Tuesday, 1 February 2011

Fact of the Day: Highway Tolls

When you go through highway tolls in China, it's just a uniformed person sitting in a booth, not with a cash register, but with a black briefcase full of money.

And collecting all that cash has people wondering where that money really goes.

The Chinese who have to pay these tolls are getting tired of having to shell out constantly and no wonder -- a World Bank report says highway tolls in China are one of the most expensive compared to international standards, resulting in high costs for transportation.

The statistics say logistical costs make up 18 percent of the gross domestic product in China in 2010, nearly double that of developed economies.

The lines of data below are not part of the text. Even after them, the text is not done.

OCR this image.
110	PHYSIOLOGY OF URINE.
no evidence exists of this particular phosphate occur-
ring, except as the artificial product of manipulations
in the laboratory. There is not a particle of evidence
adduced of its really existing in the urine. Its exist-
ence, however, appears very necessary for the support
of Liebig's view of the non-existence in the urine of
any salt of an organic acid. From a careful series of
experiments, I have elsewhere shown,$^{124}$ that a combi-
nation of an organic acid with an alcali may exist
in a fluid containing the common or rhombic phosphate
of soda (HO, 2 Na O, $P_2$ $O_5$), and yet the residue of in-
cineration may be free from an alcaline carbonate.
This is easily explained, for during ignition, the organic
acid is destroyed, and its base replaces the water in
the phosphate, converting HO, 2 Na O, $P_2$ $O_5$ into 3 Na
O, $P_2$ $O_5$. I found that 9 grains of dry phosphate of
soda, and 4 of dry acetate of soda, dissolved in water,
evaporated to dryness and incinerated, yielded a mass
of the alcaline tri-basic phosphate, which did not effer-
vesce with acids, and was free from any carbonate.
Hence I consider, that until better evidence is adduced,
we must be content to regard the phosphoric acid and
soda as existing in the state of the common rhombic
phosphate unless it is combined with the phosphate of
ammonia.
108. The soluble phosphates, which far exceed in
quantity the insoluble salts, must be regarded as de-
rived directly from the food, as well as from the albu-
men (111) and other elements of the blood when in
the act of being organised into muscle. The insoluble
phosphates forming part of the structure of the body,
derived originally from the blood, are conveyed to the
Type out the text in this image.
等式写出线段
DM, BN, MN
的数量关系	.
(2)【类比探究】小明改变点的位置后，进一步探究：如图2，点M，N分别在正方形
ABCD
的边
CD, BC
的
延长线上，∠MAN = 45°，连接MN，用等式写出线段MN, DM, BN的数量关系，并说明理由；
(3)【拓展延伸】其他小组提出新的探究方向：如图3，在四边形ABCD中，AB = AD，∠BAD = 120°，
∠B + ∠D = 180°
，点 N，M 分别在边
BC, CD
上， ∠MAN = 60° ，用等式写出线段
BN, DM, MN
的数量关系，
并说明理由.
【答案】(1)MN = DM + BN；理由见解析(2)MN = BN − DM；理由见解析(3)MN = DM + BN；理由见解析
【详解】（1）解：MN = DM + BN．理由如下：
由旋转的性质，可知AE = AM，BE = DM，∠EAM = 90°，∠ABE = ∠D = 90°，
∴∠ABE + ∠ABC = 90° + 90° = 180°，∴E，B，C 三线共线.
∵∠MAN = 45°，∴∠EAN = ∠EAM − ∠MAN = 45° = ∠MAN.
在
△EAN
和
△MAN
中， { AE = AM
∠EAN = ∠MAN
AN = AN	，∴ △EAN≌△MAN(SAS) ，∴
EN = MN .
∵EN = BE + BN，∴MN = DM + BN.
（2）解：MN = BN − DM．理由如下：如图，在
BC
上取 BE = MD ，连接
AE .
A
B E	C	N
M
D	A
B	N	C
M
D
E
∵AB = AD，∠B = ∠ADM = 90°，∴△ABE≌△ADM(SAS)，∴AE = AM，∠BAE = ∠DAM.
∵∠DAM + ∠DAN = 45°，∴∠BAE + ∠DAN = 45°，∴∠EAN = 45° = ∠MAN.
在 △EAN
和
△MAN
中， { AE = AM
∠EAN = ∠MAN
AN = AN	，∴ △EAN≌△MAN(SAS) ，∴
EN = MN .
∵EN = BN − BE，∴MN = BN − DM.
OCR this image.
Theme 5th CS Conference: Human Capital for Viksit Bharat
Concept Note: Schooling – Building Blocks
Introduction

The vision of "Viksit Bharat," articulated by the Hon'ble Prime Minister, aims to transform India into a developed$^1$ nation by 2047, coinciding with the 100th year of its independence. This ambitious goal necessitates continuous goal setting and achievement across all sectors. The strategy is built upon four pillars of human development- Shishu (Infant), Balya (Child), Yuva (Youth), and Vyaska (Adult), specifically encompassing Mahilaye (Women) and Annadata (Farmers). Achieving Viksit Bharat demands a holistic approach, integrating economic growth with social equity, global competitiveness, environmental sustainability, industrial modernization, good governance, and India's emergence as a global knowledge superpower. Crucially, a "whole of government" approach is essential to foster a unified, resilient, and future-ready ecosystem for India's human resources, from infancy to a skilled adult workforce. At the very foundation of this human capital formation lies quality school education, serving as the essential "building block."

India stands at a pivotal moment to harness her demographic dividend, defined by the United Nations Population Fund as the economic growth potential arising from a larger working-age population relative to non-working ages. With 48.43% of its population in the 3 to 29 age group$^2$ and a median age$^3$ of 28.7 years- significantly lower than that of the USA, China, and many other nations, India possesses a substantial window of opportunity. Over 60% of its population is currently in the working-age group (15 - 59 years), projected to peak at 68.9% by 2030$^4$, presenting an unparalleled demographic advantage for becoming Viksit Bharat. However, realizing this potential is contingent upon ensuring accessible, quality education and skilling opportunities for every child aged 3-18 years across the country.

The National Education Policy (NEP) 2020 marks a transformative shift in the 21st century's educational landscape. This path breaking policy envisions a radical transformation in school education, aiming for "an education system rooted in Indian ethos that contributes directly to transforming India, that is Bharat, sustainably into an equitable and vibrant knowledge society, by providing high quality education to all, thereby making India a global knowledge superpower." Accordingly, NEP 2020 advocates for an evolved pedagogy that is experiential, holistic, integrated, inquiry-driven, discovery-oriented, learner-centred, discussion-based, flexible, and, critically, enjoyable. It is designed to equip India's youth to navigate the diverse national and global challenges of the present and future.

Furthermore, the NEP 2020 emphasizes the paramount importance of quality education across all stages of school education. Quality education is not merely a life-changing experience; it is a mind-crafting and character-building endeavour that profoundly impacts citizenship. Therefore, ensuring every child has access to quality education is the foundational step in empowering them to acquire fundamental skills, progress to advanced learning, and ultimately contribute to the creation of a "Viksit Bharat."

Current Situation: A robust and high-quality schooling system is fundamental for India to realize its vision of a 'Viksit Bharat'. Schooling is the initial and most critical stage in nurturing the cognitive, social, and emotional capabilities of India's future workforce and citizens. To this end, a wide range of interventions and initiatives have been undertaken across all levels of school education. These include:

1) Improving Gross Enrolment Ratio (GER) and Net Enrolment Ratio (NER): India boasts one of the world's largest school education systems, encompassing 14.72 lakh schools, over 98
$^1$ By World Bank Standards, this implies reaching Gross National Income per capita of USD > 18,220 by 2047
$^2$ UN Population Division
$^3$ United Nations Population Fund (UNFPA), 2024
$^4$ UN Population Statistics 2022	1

By the end of 2005, China's toll highways reached 180,000 kilometres, almost 55 percent of the highway network according to a report from the National Audit Office.

In 18 provinces there were 4,328 toll stations that bring in 510 billion RMB ($77.4 billion) for government coffers.

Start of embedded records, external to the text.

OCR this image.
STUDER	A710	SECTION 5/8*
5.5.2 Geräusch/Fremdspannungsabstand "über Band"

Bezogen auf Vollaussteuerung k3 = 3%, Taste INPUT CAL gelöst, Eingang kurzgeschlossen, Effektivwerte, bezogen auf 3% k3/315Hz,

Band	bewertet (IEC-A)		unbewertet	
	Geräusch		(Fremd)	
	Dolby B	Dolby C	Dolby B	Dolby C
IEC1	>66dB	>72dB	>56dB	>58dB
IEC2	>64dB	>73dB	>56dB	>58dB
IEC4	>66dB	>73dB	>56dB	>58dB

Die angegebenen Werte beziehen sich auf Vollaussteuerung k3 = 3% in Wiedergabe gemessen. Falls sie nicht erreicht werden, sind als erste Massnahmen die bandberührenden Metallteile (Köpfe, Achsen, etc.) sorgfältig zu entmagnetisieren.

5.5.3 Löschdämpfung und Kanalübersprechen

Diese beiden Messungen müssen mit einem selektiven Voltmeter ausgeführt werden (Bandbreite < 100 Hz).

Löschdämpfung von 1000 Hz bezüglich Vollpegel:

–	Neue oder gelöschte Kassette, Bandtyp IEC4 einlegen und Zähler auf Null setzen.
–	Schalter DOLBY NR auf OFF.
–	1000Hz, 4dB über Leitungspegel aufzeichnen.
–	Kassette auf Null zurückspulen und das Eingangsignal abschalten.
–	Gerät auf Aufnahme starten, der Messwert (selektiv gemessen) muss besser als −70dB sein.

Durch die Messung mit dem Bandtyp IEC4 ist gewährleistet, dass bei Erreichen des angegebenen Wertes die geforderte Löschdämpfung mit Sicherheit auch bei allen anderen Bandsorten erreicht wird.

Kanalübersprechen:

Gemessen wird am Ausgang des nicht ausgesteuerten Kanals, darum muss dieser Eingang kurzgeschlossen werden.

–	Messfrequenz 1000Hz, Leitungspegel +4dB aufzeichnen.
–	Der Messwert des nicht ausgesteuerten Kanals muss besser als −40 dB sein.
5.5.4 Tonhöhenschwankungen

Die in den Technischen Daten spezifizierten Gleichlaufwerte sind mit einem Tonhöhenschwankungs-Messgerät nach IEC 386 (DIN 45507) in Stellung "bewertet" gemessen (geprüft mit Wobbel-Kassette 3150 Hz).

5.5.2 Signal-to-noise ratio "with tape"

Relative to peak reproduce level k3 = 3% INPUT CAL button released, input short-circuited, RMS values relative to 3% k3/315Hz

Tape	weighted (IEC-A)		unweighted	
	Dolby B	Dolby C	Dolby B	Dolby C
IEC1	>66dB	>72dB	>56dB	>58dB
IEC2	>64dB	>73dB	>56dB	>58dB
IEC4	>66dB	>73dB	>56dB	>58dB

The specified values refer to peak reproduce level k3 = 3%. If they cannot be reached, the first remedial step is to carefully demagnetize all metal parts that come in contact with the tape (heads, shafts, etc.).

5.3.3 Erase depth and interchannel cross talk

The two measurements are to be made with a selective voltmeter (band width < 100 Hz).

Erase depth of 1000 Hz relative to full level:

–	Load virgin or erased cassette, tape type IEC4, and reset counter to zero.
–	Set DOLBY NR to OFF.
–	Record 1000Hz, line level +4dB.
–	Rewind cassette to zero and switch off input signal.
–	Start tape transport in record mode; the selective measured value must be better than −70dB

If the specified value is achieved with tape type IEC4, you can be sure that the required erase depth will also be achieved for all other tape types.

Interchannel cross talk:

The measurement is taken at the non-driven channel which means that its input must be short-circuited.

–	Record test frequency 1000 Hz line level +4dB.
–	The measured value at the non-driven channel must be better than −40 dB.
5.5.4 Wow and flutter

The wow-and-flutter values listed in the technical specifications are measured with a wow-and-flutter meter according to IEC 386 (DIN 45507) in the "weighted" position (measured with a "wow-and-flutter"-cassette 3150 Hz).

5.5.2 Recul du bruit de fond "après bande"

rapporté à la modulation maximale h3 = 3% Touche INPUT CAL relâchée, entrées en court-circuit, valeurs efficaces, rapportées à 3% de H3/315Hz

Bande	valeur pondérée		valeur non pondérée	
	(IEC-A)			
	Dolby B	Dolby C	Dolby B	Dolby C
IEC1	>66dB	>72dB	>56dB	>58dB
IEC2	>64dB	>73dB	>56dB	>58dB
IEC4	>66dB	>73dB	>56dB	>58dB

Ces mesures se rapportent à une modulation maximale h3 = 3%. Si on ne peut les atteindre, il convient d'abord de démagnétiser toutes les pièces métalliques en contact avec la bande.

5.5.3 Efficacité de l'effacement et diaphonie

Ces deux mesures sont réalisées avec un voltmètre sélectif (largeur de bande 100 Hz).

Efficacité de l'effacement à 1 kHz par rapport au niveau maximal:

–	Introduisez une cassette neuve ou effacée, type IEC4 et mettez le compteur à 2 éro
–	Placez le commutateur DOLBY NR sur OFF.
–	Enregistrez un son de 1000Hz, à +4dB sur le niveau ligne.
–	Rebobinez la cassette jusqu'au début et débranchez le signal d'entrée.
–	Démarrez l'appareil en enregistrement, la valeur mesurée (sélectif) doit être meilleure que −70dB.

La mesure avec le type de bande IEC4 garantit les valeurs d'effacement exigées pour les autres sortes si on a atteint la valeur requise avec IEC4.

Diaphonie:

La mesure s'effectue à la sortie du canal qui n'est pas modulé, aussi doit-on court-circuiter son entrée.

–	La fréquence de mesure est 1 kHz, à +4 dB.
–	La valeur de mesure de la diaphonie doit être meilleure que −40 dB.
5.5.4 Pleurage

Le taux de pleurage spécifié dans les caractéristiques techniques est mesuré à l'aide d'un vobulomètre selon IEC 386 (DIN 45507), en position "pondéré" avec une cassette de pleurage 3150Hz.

While this is a significant sum, economists say this is not the best way for the government to collect money.

"Toll stations scattered nationwide will block China's developing economy," said Zhang Xiaode, an economic expert at the Chinese Academy of Governance.

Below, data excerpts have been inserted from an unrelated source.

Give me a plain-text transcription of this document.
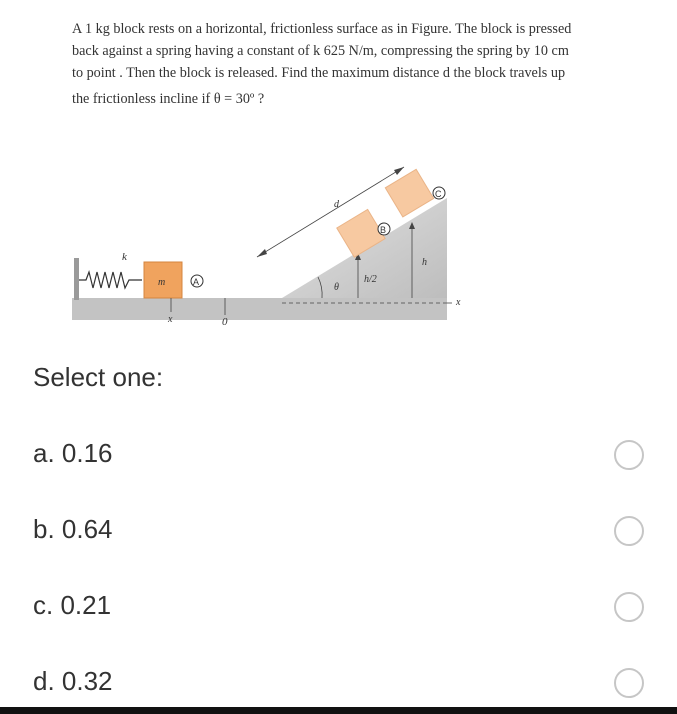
A 1 kg block rests on a horizontal, frictionless surface as in Figure. The block is pressed

back against a spring having a constant of k 625 N/m, compressing the spring by 10 cm

to point . Then the block is released. Find the maximum distance d the block travels up

the frictionless incline if θ = 30º ?

k
m	A
x	0
x
θ
h/2
h
B
C
d
Select one:
a. 0.16
b. 0.64
c. 0.21
d. 0.32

However, government officials claim they need to collect tolls because of the lack of sufficient funds to build highways.

But many think China should be shifting its focus on using high-speed rail to transport goods as well as people. This makes sense and is more fuel efficient as well as more environmentally friendly.

Another problem is that the collection of so much cash is so tempting that local governments continue having the tolls to rake in more dough. Some 14.9 billion RMB ($2.2 billion) was collected by 158 illegal tollgates by the end of 2005, while 8.2 billion RMB ($1.2 billion) was claimed from illegal toll price rises, the national audit body said on its website.

Much like other government policies, there are no checks and balances to ensure tolls are not needed anymore or that highways are not needlessly being built.

And so these easy money grabs will continue at the expense of small- and medium-sized enterprises trying to eke out a living.

No wonder a man got some fake military license plates so that he could evade paying tolls when transporting goods.

While he was jailed for this, who is really to blame?

1 comment:

  1. can they install electronic sensors in motor vehicles? with each passage the computer will register its account and bill automatically.